The times, on gay marriage, are indeed changing. The spectrum of what is allowable in the conversation has already shifted dramatically. Take a look at the anti-gay-rights language being used back in the 1990s and what is being said today, to prove this point. The rhetoric of the Westboro Church "God Hates Fags" hatemongers wasn't all that far outside the mainstream of political discourse back in the late 1980s and early 1990s, but today the extremism of such proud bigots must make even anti-gay-rights politicians cringe. That is a tangible shift.

Of course, the shift is not complete -- Paula Deen shows how the shift on racism still isn't complete and may not be for another generation or so. Which is the real reason I felt compelled to write about the subject today. Sooner or later, gay marriage will become a reality across America. There really will be no looking back, at least legally, at that point. But culturally, even though the spectrum on gay bigotry has measurably shifted already, it still has a long way to go. Even if the Supreme Court gives gay rights advocates everything they want this week, this will still be true.
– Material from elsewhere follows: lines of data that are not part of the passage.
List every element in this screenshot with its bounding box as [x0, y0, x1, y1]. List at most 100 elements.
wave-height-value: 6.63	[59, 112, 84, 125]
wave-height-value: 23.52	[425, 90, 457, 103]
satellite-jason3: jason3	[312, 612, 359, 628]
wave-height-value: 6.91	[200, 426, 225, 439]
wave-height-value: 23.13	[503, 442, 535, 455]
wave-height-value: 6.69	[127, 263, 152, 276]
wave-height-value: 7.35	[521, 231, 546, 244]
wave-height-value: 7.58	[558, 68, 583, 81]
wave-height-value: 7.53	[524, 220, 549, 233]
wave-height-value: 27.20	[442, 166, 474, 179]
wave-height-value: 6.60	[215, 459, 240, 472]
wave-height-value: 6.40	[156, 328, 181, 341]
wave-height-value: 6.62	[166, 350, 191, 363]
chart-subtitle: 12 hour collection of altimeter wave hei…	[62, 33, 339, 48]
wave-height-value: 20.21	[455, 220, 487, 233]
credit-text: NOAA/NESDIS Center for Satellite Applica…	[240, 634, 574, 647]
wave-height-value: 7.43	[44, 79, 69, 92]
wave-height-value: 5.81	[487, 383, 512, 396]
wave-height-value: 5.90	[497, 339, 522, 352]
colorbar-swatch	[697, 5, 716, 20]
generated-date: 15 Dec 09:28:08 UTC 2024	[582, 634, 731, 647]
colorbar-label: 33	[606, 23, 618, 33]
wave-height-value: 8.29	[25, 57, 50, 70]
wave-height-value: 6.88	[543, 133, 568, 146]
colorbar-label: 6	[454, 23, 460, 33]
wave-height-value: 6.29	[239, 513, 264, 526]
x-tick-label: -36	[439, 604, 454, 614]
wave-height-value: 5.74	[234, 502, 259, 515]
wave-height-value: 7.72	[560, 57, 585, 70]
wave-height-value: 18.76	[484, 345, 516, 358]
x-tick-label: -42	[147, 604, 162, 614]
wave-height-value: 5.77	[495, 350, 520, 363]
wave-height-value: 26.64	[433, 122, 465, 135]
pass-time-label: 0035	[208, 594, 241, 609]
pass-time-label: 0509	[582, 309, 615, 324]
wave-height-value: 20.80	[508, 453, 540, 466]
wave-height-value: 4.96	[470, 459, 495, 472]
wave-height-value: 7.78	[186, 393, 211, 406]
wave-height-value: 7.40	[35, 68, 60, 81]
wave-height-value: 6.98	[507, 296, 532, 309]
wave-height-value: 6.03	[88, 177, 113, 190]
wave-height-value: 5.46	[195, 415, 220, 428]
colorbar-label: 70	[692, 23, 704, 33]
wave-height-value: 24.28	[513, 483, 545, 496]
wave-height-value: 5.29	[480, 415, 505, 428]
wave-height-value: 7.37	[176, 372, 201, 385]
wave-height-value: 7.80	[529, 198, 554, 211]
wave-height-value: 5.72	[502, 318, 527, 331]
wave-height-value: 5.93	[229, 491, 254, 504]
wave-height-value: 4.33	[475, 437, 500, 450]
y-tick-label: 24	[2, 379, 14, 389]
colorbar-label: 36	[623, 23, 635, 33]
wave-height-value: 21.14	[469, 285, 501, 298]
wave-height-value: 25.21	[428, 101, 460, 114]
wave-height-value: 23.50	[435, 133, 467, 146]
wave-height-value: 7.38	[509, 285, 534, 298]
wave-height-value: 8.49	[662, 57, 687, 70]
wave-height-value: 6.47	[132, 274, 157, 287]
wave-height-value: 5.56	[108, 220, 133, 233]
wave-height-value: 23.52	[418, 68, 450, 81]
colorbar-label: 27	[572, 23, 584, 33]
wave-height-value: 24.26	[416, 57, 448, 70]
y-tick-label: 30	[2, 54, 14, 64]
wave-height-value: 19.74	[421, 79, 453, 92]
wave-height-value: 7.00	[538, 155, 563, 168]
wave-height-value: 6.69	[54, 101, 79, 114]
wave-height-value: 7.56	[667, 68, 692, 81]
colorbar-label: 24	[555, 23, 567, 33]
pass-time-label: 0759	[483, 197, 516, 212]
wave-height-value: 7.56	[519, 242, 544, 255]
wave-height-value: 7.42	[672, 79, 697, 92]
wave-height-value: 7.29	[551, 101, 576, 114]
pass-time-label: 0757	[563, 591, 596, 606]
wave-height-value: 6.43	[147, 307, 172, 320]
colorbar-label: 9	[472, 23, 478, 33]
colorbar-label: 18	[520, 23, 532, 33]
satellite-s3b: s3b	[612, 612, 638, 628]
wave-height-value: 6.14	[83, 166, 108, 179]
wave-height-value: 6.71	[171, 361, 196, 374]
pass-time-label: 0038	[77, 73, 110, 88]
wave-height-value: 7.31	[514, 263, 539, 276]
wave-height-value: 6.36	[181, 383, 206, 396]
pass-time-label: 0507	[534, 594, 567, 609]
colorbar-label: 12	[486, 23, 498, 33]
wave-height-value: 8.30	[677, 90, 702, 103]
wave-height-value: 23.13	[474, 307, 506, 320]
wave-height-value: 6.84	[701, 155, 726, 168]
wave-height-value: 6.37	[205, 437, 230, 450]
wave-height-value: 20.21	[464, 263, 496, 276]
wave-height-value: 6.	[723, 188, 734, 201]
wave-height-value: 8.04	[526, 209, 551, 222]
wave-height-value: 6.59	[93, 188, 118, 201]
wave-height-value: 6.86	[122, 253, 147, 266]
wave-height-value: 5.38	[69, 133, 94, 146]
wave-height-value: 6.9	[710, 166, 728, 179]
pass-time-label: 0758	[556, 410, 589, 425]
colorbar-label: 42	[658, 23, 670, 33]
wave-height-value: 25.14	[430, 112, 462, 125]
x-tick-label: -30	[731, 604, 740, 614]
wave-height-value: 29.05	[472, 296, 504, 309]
The road to full acceptance isn't going to magically end in an instant. We're not all going to be transported to the end of the road even when gay marriage becomes the law of the land. There will be those who continue fighting a losing battle against it for a long time to come. There will be those who will indeed evolve their thinking. There will be others who just quietly accept that the subject is no longer acceptable to speak of in certain ways (at least in public). But there will be those whose thinking will never change. They will cling to their prejudices until the day they die. Forty or 50 years from now, perhaps some spokeswoman for flying cars on some 3-D stereovision show will say something bigoted about gay marriage and get fired for it. Nobody should be surprised when this happens, because although cultural attitudes do indeed shift over time, sometimes it can take a lot longer than anyone expects before it disappears entirely from the scene.